A five-judge constitution bench headed by Chief Justice Dipak Misra, in its 4:1 verdict, said that banning the entry of women into the shrine is gender discrimination and the practice violates rights of Hindu women.
Hailing the apex court judgement on Sabarimala, Gandhi said it is a "wonderful" judgement that paves way to make Hinduism even more inclusive.
"It opens up the way forward for Hinduism to become even more inclusive and not a property of one caste or one sex," Gandhi said.
"Hindu religion has always been an all inclusive one and yet over the years, 'thekedars' or contractors have literally divided temples into which caste cannot go to a temple, which sex cannot go. In Hinduism, a woman is the devi - the shakti herself. How can you prevent the shakti from going to a temple," Gandhi said.
It is a good judgement because it opens up and brings the way forward for Hinduism to become even more all inclusive and not the property of one type, one caste, one sex, she added
"The concept of god belongs to all and if a temple presumes to represent god then they must open up that temple for everybody," she said.
National Commission for Women Chairperson Rekha Sharma also welcomed the decision, saying it gives women the right to choose where to go.
"Constitution has given equal rights to everybody but discrimination at religious places creates a hindrance.
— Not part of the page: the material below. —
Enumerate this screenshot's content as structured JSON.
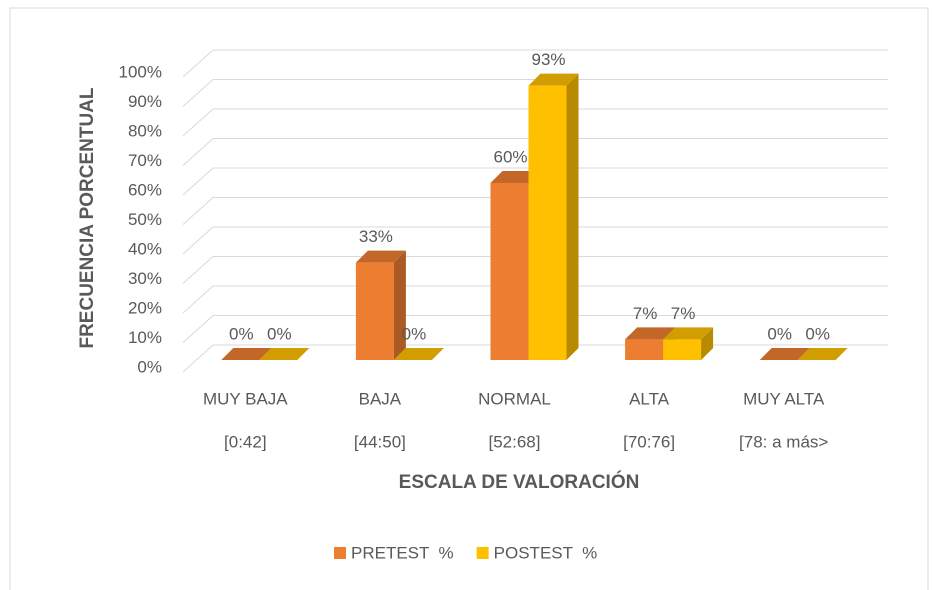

On one side we are saying menstruation is a biological factor while on another we are keeping women out of temple. The Supreme Court has absolutely given the right verdict," Sharma said.
Lauding the Supreme Court judgement, Delhi Commission for Women chairperson Swati Maliwal said the country has waited for very long for this judgement.
"We are living in a democratic country where the order the Supreme Court has to be followed. I appeal to all states to follow the order in letter and spirit," she said.
The Supreme Court pronounced its verdict on a clutch of pleas challenging the ban on entry of women of menstrual age in Kerala's Sabarimala temple and said law and society are tasked with the task to act as levellers.
Justice Chandrachud said religion cannot be used as cover to deny rights of worship to women and it is also against human dignity.
He said prohibition on women is due to non-religious reasons and it is a grim shadow of discrimination going on for centuries.